I realize this is turning into a my anecdote is better than your anecdote pissing match, but have you guys supported Apple computers in an enterprise IT environment? Good f*cking luck. LDAP always shits itself, the keychain is constantly demanding to be setup, and then tries to override the domain account, printers and their drivers are a nightmare even with a print server, and then, THEN, MOVING DESKS AND OFFICES. Oh my fucking God moving an iMac across the hall and it doesn’t power on. PRAM reset, the other reset where you hold every key on the keyboard, reseated the RAM, etc. – Call Apple support and they say it’s some built in mechanism to deter theft, read on the forums and THERE ARE CASES OF THIS SHIT HAPPENING. The answer is leave it off for three days wtf. A day later we try again and it powers on. Talk all the shit you want about Windows and “”“MoneySoft M$$$$$$$$$$ l337"”", but they never pulled that shit. I got management up my dick because the lazy piece of shit wasn’t working all week but decides to blame me for this one incident because they can’t meet a God damn deadline.

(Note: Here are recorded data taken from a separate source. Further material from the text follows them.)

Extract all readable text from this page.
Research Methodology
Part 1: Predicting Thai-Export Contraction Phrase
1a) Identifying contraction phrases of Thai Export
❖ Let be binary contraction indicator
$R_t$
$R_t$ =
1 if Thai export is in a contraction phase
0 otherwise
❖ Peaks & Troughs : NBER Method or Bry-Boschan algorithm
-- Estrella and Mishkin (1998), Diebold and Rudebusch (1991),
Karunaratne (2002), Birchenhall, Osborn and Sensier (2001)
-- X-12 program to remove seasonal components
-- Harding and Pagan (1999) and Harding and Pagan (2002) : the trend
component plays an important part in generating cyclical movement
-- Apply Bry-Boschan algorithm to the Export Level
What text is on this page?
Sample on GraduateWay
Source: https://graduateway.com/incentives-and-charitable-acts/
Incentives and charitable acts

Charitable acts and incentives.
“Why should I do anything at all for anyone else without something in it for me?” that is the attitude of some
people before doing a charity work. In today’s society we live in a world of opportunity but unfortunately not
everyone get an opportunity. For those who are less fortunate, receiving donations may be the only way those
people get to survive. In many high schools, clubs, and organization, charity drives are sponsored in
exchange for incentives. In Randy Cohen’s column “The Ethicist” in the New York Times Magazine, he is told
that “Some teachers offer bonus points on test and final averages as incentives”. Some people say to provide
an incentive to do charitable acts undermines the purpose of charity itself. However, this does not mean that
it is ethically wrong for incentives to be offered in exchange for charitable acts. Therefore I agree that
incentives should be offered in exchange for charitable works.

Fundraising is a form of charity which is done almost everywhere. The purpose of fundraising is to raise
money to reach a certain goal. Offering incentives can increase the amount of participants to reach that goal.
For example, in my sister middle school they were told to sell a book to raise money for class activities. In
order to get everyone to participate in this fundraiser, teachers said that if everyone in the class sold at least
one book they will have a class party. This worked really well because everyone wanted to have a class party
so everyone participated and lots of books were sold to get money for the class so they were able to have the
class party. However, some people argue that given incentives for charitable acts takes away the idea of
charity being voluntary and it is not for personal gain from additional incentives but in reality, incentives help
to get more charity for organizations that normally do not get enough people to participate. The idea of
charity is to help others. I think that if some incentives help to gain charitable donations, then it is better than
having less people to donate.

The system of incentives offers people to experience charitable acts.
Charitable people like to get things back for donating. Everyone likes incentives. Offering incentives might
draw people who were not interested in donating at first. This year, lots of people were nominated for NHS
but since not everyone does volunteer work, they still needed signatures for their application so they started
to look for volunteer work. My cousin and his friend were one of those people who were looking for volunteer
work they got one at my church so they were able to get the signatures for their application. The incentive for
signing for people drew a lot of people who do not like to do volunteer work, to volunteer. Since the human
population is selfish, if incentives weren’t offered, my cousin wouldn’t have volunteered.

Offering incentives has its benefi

Look, all I’m saying is, if they pull that Apple trigger, they gon regret it. Hard.

@Tjj226_Angel People just outright hate Windows 10, people just outright hated Windows 8.1, people just outright hated Windows 8, people just outright hated 7, people just outright hated Vista, people just outright hated XP. That’s how it goes. Everyone shits on Microsoft because it’s easy and it’s the cool thing to do. Mac’s have telemetry, hell, so does Linux! But you’ll never catch a fraction of the shit for using one of those systems than with using Windows. It’s a tool, and it’s very useful. Use it for what it is, or don’t.

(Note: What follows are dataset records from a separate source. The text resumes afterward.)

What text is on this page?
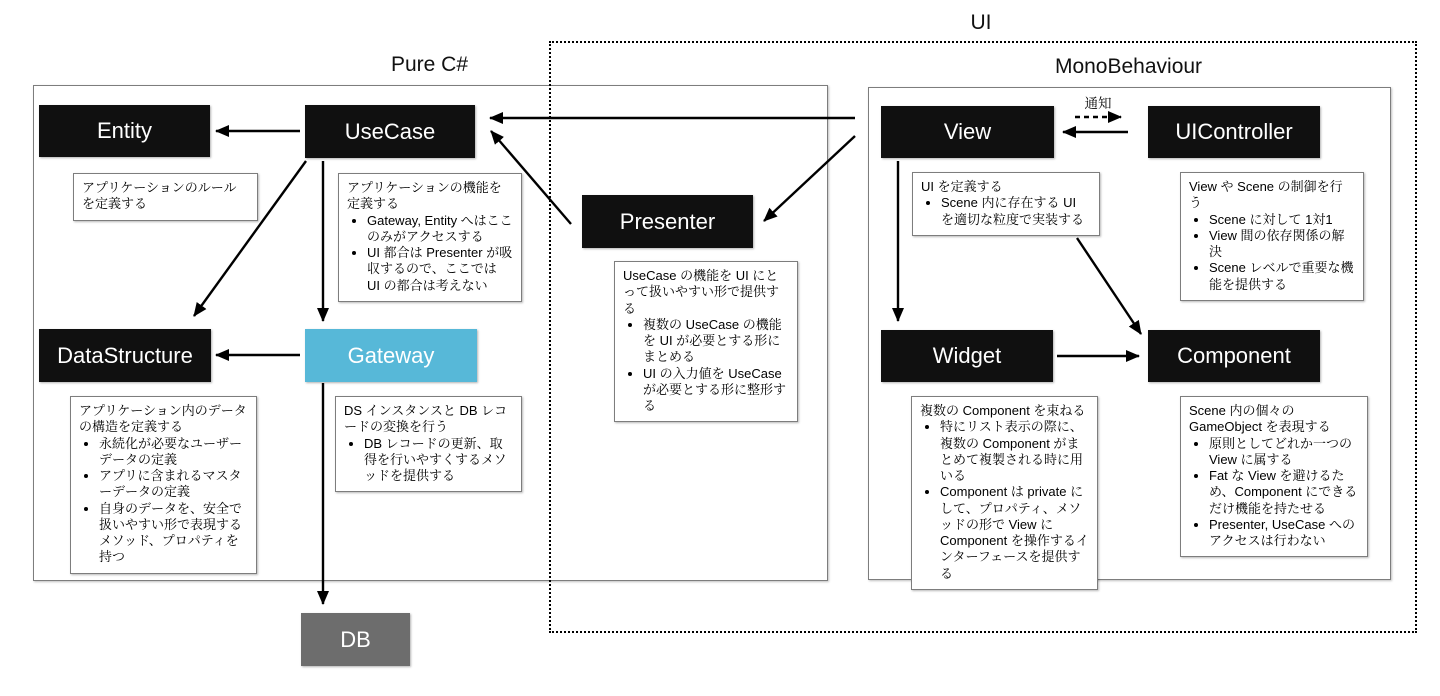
Pure C#
UI
MonoBehaviour
通知
Entity	UseCase
Presenter
DataStructure	Gateway
View	UIController
Widget	Component
DB
アプリケーションのルールを定義する
アプリケーションの機能を定義する
• Gateway, Entity へはここのみがアクセスする
• UI 都合は Presenter が吸収するので、ここでは UI の都合は考えない
UseCase の機能を UI にとって扱いやすい形で提供する
• 複数の UseCase の機能を UI が必要とする形にまとめる
• UI の入力値を UseCase が必要とする形に整形する
アプリケーション内のデータの構造を定義する
• 永続化が必要なユーザーデータの定義
• アプリに含まれるマスターデータの定義
• 自身のデータを、安全で扱いやすい形で表現するメソッド、プロパティを持つ
DS インスタンスと DB レコードの変換を行う
• DB レコードの更新、取得を行いやすくするメソッドを提供する
UI を定義する
• Scene 内に存在する UI を適切な粒度で実装する
View や Scene の制御を行う
• Scene に対して 1対1
• View 間の依存関係の解決
• Scene レベルで重要な機能を提供する
複数の Component を束ねる
• 特にリスト表示の際に、複数の Component がまとめて複製される時に用いる
• Component は private にして、プロパティ、メソッドの形で View に Component を操作するインターフェースを提供する
Scene 内の個々の GameObject を表現する
• 原則としてどれか一つの View に属する
• Fat な View を避けるため、Component にできるだけ機能を持たせる
• Presenter, UseCase へのアクセスは行わない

Personally, I think Windows 10 is their best OS to date. Cry about spyware or other hyperbole nonsense, that’s fine. Even Zed Shaw has come around to using it. From what I can tell, most people on this forum use it. If you turn off the features you don’t want, yeah, sometimes they turn back on after a major update. Again, this happens constantly with OS X and iOS devices, but they get a free pass because they added a display port and called it “The D Port” threw a revolutionary label on it and got showered with praise. Meanwhile, Microsoft is actually researching cutting edge physics and developing tech based on that research, they’ve deployed “cloud” infrastructure that allows 3D rendering to be done on a remote server, and – oh, wait, we don’t talk about that because they collect hardware data. Oh well… Hey, you see this new API Apple has at their conference? It’s a new, new, NEW javascript framework that you can put in your blog about being anti-establishment.

1 Like

I work for $BigPharmaCompany and we all use windows for everything. We just upgraded to Win7 last year. The only apple products we use are for the bigwigs phones; and that’s it. Our infrastructure is huge. All the stores also run windows. I wish we had more linux server’s but I don’t get to make that call. Hell we also just upgraded to IBM power 8 systems and they loose official support in like 2 years. Apple brings nothing to the table in terms of enterprise tech; they’re too busy making cheap phones.